I have been trying to hold off for a while, but here it goes;
I am a worried DXD investor.
- Lack of cadence (proposals take time, but decisions take even longer around here)
- Lack of execution (governance changes, Swapr liquidity etc. etc.)
- Lack of priorities (adding liquidity to Swapr to grow vs hearing what Almonit have to sell us?)
- Lack of focus (unwillingness to ask ourselves hard questions and set real actual goals)
- Lack of accountability (when did you last see an actual KPI or MoM number around here?)
- Failure to leverage Delphi and other industry experts when joining the DAO (bad sign for me).
- Poor governance structure (been discussed for ages, but still status quo, which makes it worse)
- Poor treasury management (holding ETH has accidentally been a great plan… but no yield farming or anything that could extend runway or start adding ETH to the buyback. Nobody seems to care much for managing $25m USD in DXD holders interest - but hey, at least we are securing salaries).
Overall, the greatest thing I have learned so far from this experiment is why VCs normally structure investments the way they do (18-24 month runway, voting rights etc) and why startups have a CEO and management that is accountable, can set priorities, create focus and follow up on them actually being hit.
When I started my own business, the first advice I got was to find someone to be accountable to. That’s the advice I’d give here too. To me that means a real commitment to generating revenue and focusing on growth. At the moment that can only mean making DXdao members accountable to KPIs as zero other accountability mechanisms exist at present (beyond possible legal means).
So my question to the DAO for 2021 is;
- What milestones/targets will our products hit this year (milestones, KPI’s etc.). If not, then what?
- What revenues does the DAO generate monthly (and how are we tracking against our goals?)
- Can we have this added onto the monthly update as a data sheet (key growth KPIs, revenue per product and total spend will do just fine for now). I frankly think we all need a monthly reminder of the the reality of things around here.
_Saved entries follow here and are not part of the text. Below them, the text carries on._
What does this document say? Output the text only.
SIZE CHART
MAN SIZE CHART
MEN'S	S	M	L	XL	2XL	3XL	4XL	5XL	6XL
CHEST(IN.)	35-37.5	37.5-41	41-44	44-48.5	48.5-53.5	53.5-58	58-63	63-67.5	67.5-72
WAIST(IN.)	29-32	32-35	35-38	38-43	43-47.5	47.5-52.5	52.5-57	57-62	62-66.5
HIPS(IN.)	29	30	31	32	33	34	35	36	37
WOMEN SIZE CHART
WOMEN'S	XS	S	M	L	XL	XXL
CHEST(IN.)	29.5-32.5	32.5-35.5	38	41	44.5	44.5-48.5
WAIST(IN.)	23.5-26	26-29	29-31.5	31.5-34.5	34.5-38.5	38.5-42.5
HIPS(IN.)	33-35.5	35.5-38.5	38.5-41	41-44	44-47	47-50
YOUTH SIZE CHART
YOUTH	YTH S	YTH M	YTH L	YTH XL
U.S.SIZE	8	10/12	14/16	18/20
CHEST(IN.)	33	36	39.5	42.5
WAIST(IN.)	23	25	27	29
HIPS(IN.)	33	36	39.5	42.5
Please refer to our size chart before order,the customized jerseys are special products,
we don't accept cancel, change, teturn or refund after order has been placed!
So at this point, for my own sanity, I consider my investment written off. I am unwilling to sell the tokens at this price due to the extreme discount on book value, but I am by now thoroughly disappointed over the lack of progress that’s been made in the last 9 months and the lack of appreciation for DXD holders valid concerns, backed by actual actions. I knew what I was doing getting involved in an experiment like this that is completely unproven, but it doesn’t make it any less lamentable to all DXD holders.
I have every belief that, if the current trajectory and processes remain unchanged, there is next to zero chance of DXdao generating meaningful revenue to the buyback curve in the very foreseeable future, above and beyond yield farming. Combined with the above concerns, my guess is that people will increasingly loose faith, decide to cut their losses and move onto other projects - as seems to be exactly what is happening.
Why don’t we build something to maximize the returns on our $25m treasury next - instead of playing with xDAI for governance? No offence, but hopefully that illustrates the point I am trying to make here quite nicely. No sense of priority and value. No KPI/goal driven decision making.
I have not ruled out further actions, but the time to speak freely was now well overdue.